Bomi County Community College (BCCC) faculty and instructional staffs have announced a go-slow action as of Monday, September 24, demanding the resignation of the college’s Board chair, Varney A. Yengbeh.
The faculty and staffs reiterated their earlier call to dissolve the college’s Board of Trustees and subsequently reconstitute it in line with the mandate that established the BCCC.
The faculty have therefore promised to press on with their demands until Yengbeh is removed.
The faculty and staff specifically called for the removal of the Board chair, Varney A. Yengbeh who, according to them, has consistently opposed and insulted the entire administration.
“This is a sad politically motivated development, given the tremendous achievement under this administration. The act of not replacing the Board chair is a recipe for continued conflict. We recalled that before Madam Sirleaf’s tenure expired, she convened a meeting with the Board and the administration,” the statement said.
According to the statement, Madam Sirleaf unequivocally referred to the Board as the main problem in the running of the BCCC.
She then told the Board to stop interfering in the operation of the college and that it should, instead, focus on policy responsibilities.
The statement said the requisite authorities have conspicuously ignored “our request” to intervene and settle the political chaos being imposed on the college by a few “politicians for selfish reasons.”

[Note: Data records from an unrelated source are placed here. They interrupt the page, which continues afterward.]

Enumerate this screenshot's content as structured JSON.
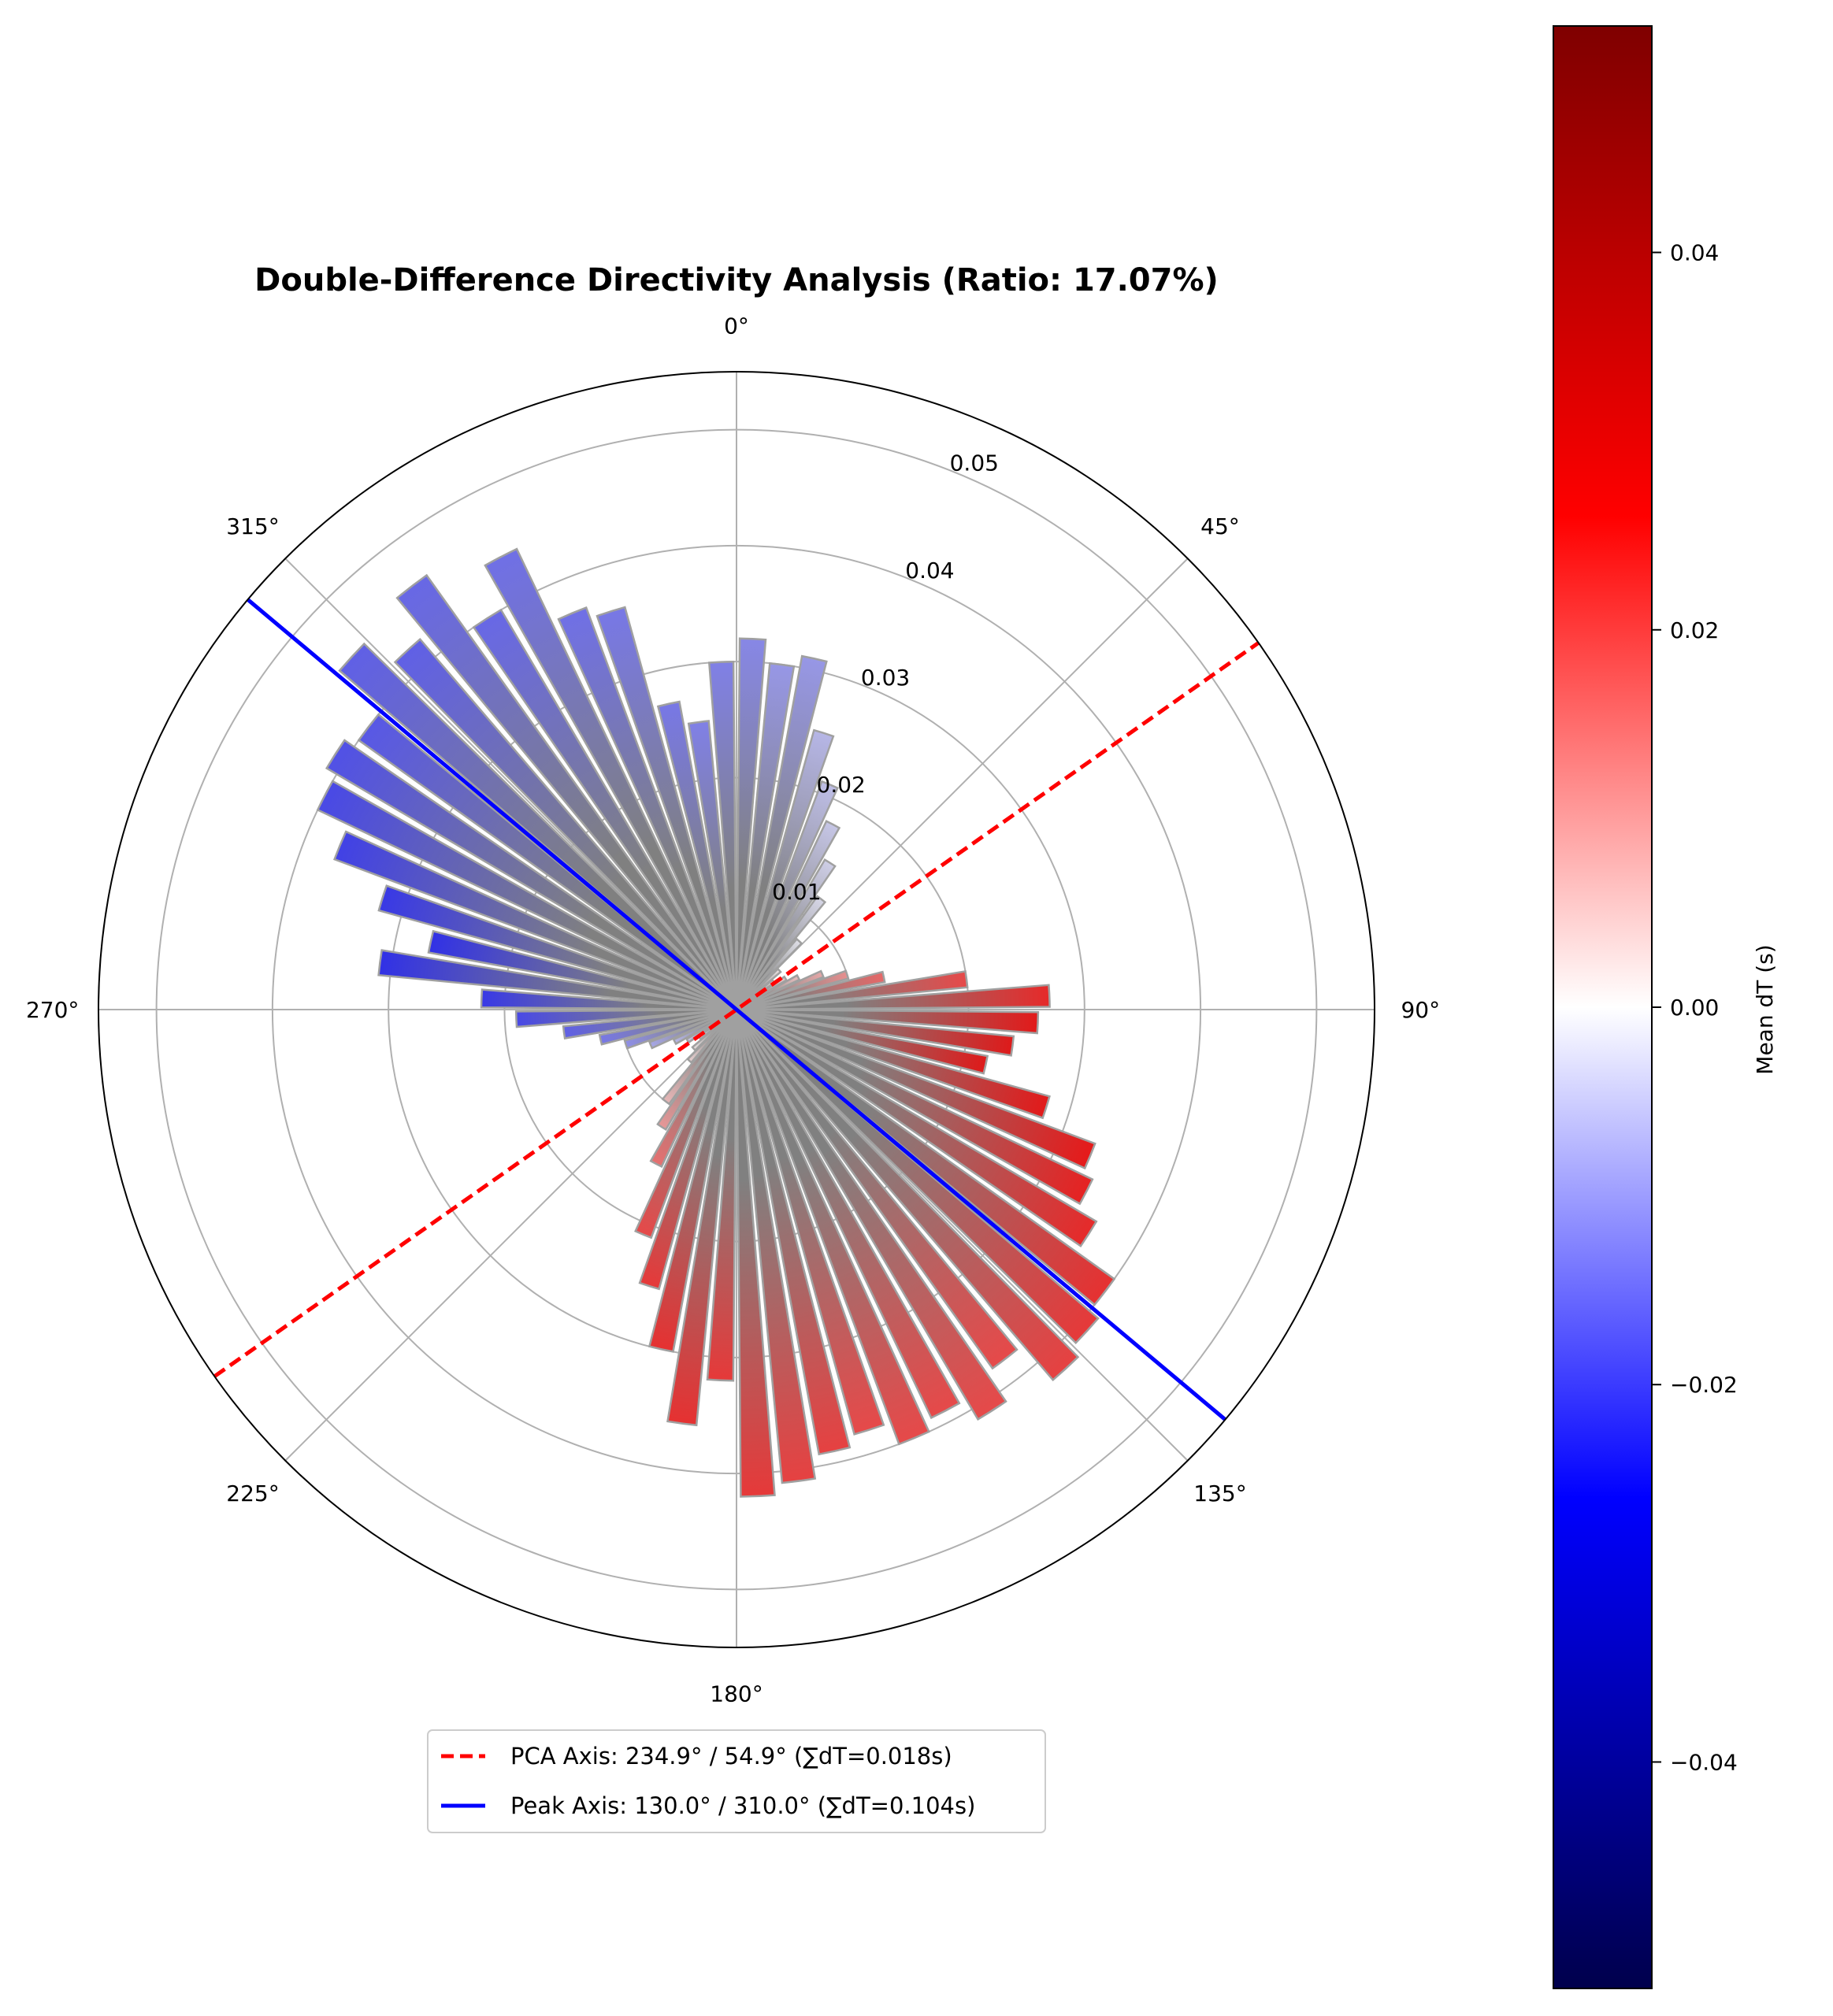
{
  "chart_data": {
    "type": "polar-bar",
    "title": "Double-Difference Directivity Analysis (Ratio: 17.07%)",
    "theta_direction": "clockwise",
    "theta_zero": "north",
    "angle_tick_labels": [
      "0°",
      "45°",
      "90°",
      "135°",
      "180°",
      "225°",
      "270°",
      "315°"
    ],
    "radial_tick_labels": [
      "0.01",
      "0.02",
      "0.03",
      "0.04",
      "0.05"
    ],
    "radial_ticks": [
      0.01,
      0.02,
      0.03,
      0.04,
      0.05
    ],
    "rlim": [
      0,
      0.055
    ],
    "grid": true,
    "bin_width_deg": 5,
    "bars": {
      "theta_deg": [
        2.5,
        7.5,
        12.5,
        17.5,
        22.5,
        27.5,
        32.5,
        37.5,
        42.5,
        47.5,
        52.5,
        57.5,
        62.5,
        67.5,
        72.5,
        77.5,
        82.5,
        87.5,
        92.5,
        97.5,
        102.5,
        107.5,
        112.5,
        117.5,
        122.5,
        127.5,
        132.5,
        137.5,
        142.5,
        147.5,
        152.5,
        157.5,
        162.5,
        167.5,
        172.5,
        177.5,
        182.5,
        187.5,
        192.5,
        197.5,
        202.5,
        207.5,
        212.5,
        217.5,
        222.5,
        227.5,
        232.5,
        237.5,
        242.5,
        247.5,
        252.5,
        257.5,
        262.5,
        267.5,
        272.5,
        277.5,
        282.5,
        287.5,
        292.5,
        297.5,
        302.5,
        307.5,
        312.5,
        317.5,
        322.5,
        327.5,
        332.5,
        337.5,
        342.5,
        347.5,
        352.5,
        357.5
      ],
      "radius": [
        0.032,
        0.03,
        0.031,
        0.025,
        0.021,
        0.018,
        0.015,
        0.012,
        0.008,
        0.005,
        0.004,
        0.005,
        0.006,
        0.008,
        0.01,
        0.013,
        0.02,
        0.027,
        0.026,
        0.024,
        0.022,
        0.028,
        0.033,
        0.034,
        0.036,
        0.04,
        0.041,
        0.042,
        0.038,
        0.041,
        0.039,
        0.04,
        0.038,
        0.039,
        0.041,
        0.042,
        0.032,
        0.036,
        0.03,
        0.025,
        0.021,
        0.015,
        0.012,
        0.01,
        0.006,
        0.005,
        0.004,
        0.005,
        0.006,
        0.008,
        0.01,
        0.012,
        0.015,
        0.019,
        0.022,
        0.031,
        0.027,
        0.032,
        0.037,
        0.04,
        0.041,
        0.04,
        0.045,
        0.042,
        0.046,
        0.04,
        0.044,
        0.037,
        0.036,
        0.027,
        0.025,
        0.03
      ],
      "mean_dT": [
        -0.012,
        -0.01,
        -0.01,
        -0.006,
        -0.005,
        -0.004,
        -0.003,
        -0.002,
        -0.001,
        0.001,
        0.002,
        0.003,
        0.005,
        0.008,
        0.011,
        0.016,
        0.02,
        0.024,
        0.027,
        0.028,
        0.028,
        0.027,
        0.026,
        0.025,
        0.024,
        0.023,
        0.022,
        0.021,
        0.02,
        0.02,
        0.02,
        0.02,
        0.02,
        0.021,
        0.021,
        0.022,
        0.022,
        0.023,
        0.023,
        0.022,
        0.02,
        0.015,
        0.01,
        0.006,
        0.003,
        0.001,
        -0.002,
        -0.004,
        -0.006,
        -0.008,
        -0.011,
        -0.014,
        -0.017,
        -0.02,
        -0.022,
        -0.023,
        -0.023,
        -0.022,
        -0.021,
        -0.02,
        -0.019,
        -0.018,
        -0.017,
        -0.017,
        -0.016,
        -0.016,
        -0.015,
        -0.015,
        -0.014,
        -0.014,
        -0.013,
        -0.013
      ]
    },
    "series": [
      {
        "name": "PCA Axis: 234.9° / 54.9° (∑dT=0.018s)",
        "angles_deg": [
          234.9,
          54.9
        ],
        "color": "#ff0000",
        "style": "dashed"
      },
      {
        "name": "Peak Axis: 130.0° / 310.0° (∑dT=0.104s)",
        "angles_deg": [
          130.0,
          310.0
        ],
        "color": "#0000ff",
        "style": "solid"
      }
    ],
    "legend_position": "lower-center",
    "colorbar": {
      "label": "Mean dT (s)",
      "cmap": "seismic",
      "vmin": -0.052,
      "vmax": 0.052,
      "tick_values": [
        -0.04,
        -0.02,
        0.0,
        0.02,
        0.04
      ],
      "tick_labels": [
        "−0.04",
        "−0.02",
        "0.00",
        "0.02",
        "0.04"
      ]
    },
    "bar_edge_color": "#a0a0a0"
  }
}
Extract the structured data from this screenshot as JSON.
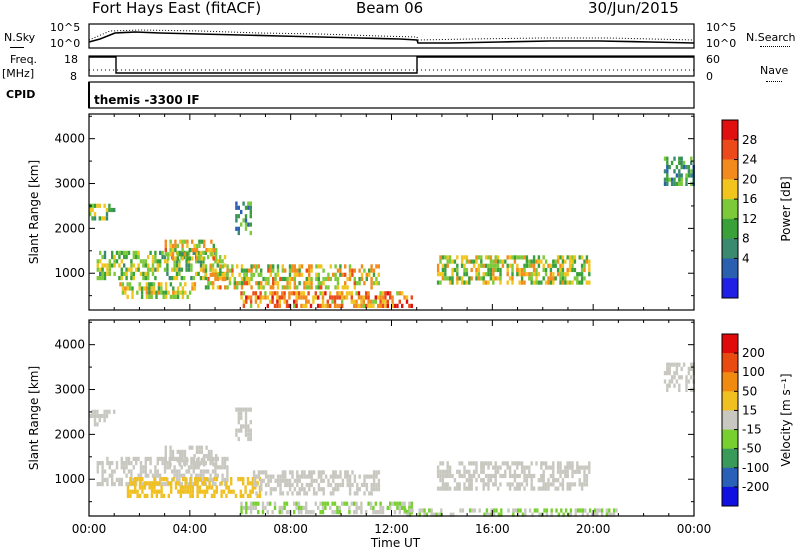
{
  "header": {
    "station": "Fort Hays East (fitACF)",
    "beam": "Beam 06",
    "date": "30/Jun/2015"
  },
  "strip_labels": {
    "nsky": "N.Sky",
    "nsearch": "N.Search",
    "freq": "Freq.",
    "freq_unit": "[MHz]",
    "nave": "Nave",
    "cpid": "CPID",
    "cpid_value": "themis -3300 IF",
    "nsky_ticks": [
      "10^5",
      "10^0"
    ],
    "nsearch_ticks": [
      "10^5",
      "10^0"
    ],
    "freq_ticks": [
      "18",
      "8"
    ],
    "nave_ticks": [
      "60",
      "0"
    ]
  },
  "colors": {
    "power": [
      "#1f1fe6",
      "#2b5fb0",
      "#3a8a6f",
      "#3aa03a",
      "#7cc93a",
      "#f2c41e",
      "#f28a1e",
      "#ec4a1a",
      "#e01010"
    ],
    "velocity": [
      "#1010e0",
      "#2a60b8",
      "#3a9a5a",
      "#78d030",
      "#c8c8c0",
      "#f0c020",
      "#f08a10",
      "#e84a10",
      "#e00a0a"
    ]
  },
  "chart_data": [
    {
      "type": "heatmap",
      "name": "power",
      "xlabel": "",
      "ylabel": "Slant Range [km]",
      "xlim": [
        0,
        24
      ],
      "ylim": [
        180,
        4550
      ],
      "y_ticks": [
        "1000",
        "2000",
        "3000",
        "4000"
      ],
      "x_ticks": [
        "00:00",
        "04:00",
        "08:00",
        "12:00",
        "16:00",
        "20:00",
        "00:00"
      ],
      "colorbar": {
        "label": "Power [dB]",
        "ticks": [
          "28",
          "24",
          "20",
          "16",
          "12",
          "8",
          "4"
        ],
        "range": [
          0,
          30
        ]
      },
      "echo_regions": [
        {
          "t_start": 0.0,
          "t_end": 1.0,
          "range_start": 2200,
          "range_end": 2550,
          "value": 14
        },
        {
          "t_start": 0.3,
          "t_end": 5.5,
          "range_start": 900,
          "range_end": 1500,
          "value": 14
        },
        {
          "t_start": 3.0,
          "t_end": 5.0,
          "range_start": 1300,
          "range_end": 1750,
          "value": 18
        },
        {
          "t_start": 1.2,
          "t_end": 4.2,
          "range_start": 500,
          "range_end": 800,
          "value": 16
        },
        {
          "t_start": 4.5,
          "t_end": 11.5,
          "range_start": 700,
          "range_end": 1200,
          "value": 18
        },
        {
          "t_start": 6.0,
          "t_end": 12.8,
          "range_start": 250,
          "range_end": 600,
          "value": 22
        },
        {
          "t_start": 13.8,
          "t_end": 19.8,
          "range_start": 800,
          "range_end": 1400,
          "value": 16
        },
        {
          "t_start": 22.8,
          "t_end": 24.0,
          "range_start": 3000,
          "range_end": 3600,
          "value": 10
        },
        {
          "t_start": 5.8,
          "t_end": 6.4,
          "range_start": 1900,
          "range_end": 2600,
          "value": 10
        }
      ]
    },
    {
      "type": "heatmap",
      "name": "velocity",
      "xlabel": "Time UT",
      "ylabel": "Slant Range [km]",
      "xlim": [
        0,
        24
      ],
      "ylim": [
        180,
        4550
      ],
      "y_ticks": [
        "1000",
        "2000",
        "3000",
        "4000"
      ],
      "x_ticks": [
        "00:00",
        "04:00",
        "08:00",
        "12:00",
        "16:00",
        "20:00",
        "00:00"
      ],
      "colorbar": {
        "label": "Velocity [m s⁻¹]",
        "ticks": [
          "200",
          "100",
          "50",
          "15",
          "-15",
          "-50",
          "-100",
          "-200"
        ],
        "range": [
          -250,
          250
        ]
      },
      "echo_regions": [
        {
          "t_start": 0.0,
          "t_end": 1.0,
          "range_start": 2200,
          "range_end": 2550,
          "value": 0
        },
        {
          "t_start": 0.3,
          "t_end": 5.5,
          "range_start": 900,
          "range_end": 1500,
          "value": 0
        },
        {
          "t_start": 3.0,
          "t_end": 5.0,
          "range_start": 1300,
          "range_end": 1750,
          "value": 0
        },
        {
          "t_start": 1.5,
          "t_end": 6.8,
          "range_start": 650,
          "range_end": 1050,
          "value": 60
        },
        {
          "t_start": 6.5,
          "t_end": 11.5,
          "range_start": 700,
          "range_end": 1200,
          "value": 0
        },
        {
          "t_start": 6.0,
          "t_end": 12.8,
          "range_start": 250,
          "range_end": 500,
          "value": -25
        },
        {
          "t_start": 13.8,
          "t_end": 19.8,
          "range_start": 800,
          "range_end": 1400,
          "value": 0
        },
        {
          "t_start": 12.5,
          "t_end": 21.0,
          "range_start": 180,
          "range_end": 350,
          "value": -25
        },
        {
          "t_start": 22.8,
          "t_end": 24.0,
          "range_start": 3000,
          "range_end": 3600,
          "value": 0
        },
        {
          "t_start": 5.8,
          "t_end": 6.4,
          "range_start": 1900,
          "range_end": 2600,
          "value": 0
        }
      ]
    }
  ]
}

In response, Mr. Yengbeh denied being backed by some faculty and members of the alumina association.
“We are now preparing to take over the college, because President Weah has appointed Mr. Gray and I and, therefore, the faculty needs to know that it is only the President who has appointing powers,” Mr. Yengbeh said.
He said that the removal of Dr. Norman as president of the college has nothing to do with the forward transformation of the institution.
Yengbeh then called on those who intend to stage go-slow at the college to abandon their action, “because Mr. Norman has served his tenure and must give way to a new administration.”
The changes at the college, according to Mr. Yengbeh, is not about Norman’s doing well or has done well. Rather, it is the President’s decision to appoint new people to run the college,” he added.